温若上了楼,回到房间。她走到窗边,拉开窗帘,往隔壁院子看了一眼。
沈知意已经不在了。喷泉还在喷水,水柱在灯光下闪闪发光,像一串串透明的珍珠。
温若看了几秒,拉上了窗帘。
4
第四天,温邶风回来得很早。
下午四点,温若正躺在床上看书,听到楼下传来汽车的声音。她走到窗边,看到温邶风从一辆黑色轿车里出来,手里拎着一个袋子。
几分钟后,有人敲门。
“进来。”温若说。
温邶风推门进来,把袋子放在桌上。
“给你的。
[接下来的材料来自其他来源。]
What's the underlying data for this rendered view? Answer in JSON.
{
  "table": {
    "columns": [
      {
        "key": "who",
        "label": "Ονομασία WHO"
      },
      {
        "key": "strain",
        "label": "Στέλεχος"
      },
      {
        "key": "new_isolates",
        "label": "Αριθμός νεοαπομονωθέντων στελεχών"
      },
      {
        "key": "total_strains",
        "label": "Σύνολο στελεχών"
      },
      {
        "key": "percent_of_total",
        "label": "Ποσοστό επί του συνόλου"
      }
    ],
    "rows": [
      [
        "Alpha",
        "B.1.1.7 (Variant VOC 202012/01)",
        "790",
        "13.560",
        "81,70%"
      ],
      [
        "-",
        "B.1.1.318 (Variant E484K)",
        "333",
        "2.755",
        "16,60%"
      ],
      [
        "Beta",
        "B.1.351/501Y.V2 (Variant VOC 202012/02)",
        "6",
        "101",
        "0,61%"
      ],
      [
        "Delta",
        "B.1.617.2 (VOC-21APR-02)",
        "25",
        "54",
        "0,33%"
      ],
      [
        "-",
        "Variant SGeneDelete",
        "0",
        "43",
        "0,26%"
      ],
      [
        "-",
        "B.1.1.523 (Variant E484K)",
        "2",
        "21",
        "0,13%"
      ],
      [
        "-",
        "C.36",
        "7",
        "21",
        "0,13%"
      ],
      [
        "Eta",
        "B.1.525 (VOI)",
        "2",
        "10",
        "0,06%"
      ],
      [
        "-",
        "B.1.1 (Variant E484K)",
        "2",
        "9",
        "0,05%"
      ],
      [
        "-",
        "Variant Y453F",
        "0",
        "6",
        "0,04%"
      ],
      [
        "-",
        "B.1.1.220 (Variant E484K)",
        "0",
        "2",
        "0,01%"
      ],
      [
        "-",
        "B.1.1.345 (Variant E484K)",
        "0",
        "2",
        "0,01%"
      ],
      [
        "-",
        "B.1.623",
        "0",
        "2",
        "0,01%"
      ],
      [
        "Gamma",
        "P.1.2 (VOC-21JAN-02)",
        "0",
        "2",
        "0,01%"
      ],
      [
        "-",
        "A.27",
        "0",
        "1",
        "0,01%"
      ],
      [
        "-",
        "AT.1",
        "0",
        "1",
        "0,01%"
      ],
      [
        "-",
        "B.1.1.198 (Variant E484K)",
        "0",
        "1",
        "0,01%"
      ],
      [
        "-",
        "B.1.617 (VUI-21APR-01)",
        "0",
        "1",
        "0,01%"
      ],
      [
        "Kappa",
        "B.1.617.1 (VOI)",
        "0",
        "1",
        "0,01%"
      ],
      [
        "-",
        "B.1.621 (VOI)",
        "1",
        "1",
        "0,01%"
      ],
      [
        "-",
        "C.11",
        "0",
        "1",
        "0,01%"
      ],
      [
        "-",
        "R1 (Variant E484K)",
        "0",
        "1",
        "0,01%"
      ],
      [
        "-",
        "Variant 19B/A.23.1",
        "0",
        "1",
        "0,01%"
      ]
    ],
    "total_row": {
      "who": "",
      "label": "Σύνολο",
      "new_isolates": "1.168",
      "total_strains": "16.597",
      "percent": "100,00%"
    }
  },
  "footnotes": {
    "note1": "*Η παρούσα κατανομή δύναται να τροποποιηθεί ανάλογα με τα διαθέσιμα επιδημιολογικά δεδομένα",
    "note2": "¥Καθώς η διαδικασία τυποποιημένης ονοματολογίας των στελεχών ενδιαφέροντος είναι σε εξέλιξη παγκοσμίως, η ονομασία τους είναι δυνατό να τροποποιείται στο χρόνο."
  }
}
”她说。
温若走过去,打开袋子。里面是一台笔记本电脑,银灰色的,很薄很轻,是她见过的最贵的电脑。
“我用不着这个。”温若说。
“你用得上。”温邶风说,“大学要用电脑。”
“我还没决定上什么大学。”
“所以你更要用。”温邶风看着她,“上网查资料,看学校,看专业。你需要信息才能做决定。”
温若看着那台电脑,没有说话。
“还有,”温邶风从包里拿出一张卡,放在桌上,“这是你的副卡,额度不限。需要什么自己买。”
温若看着那张卡,又看了看温邶风。
“爸知道吗?”
“不需要他知道。”
“那这是你的钱?”
“嗯。”
温若拿起那张卡,翻来覆去地看了看。黑色的卡面,没有任何装饰,只有她的名字拼音印在右下角。
“温邶风,”她说,“你为什么对我这么好?”
温邶风看着她。下午的光线从窗户照进来,在她的脸上投下一层暖色的光。
“因为你是我妹妹。”她说。
温若笑了。那个笑容有点涩。
“你都不认识我。”她说,“我们十二年没见了。你就因为‘妹妹’这两个字,给我花钱?”
温邶风没有回答这个问题。
“电脑的密码是你的生日。”她说,“六位数,年月日。”
她转身走了。
温若站在原地,手里拿着那张黑色的卡,看着温邶风的背影消失在门外。
她低下头,看着手里的卡。
“温若。”她念着卡面上自己的名字。
拼音,大写字母,字体纤细优雅。
她忽然觉得有点不真实。
十二年前,她站在那扇白色大门前面,敲到手都红了,没有人应。
十二年后,她站在一间比她整个童年都大的房间里,手里拿着一台她一辈子都买不起的电脑和一张额度不限的黑卡。
而给她这些东西的人,是一个她几乎不认识的女人。
她的姐姐。
同父异母的姐姐。
温若把卡放在桌上,打开电脑。屏幕亮起来,出现登录界面。她输入自己的生日——六位数,年月日。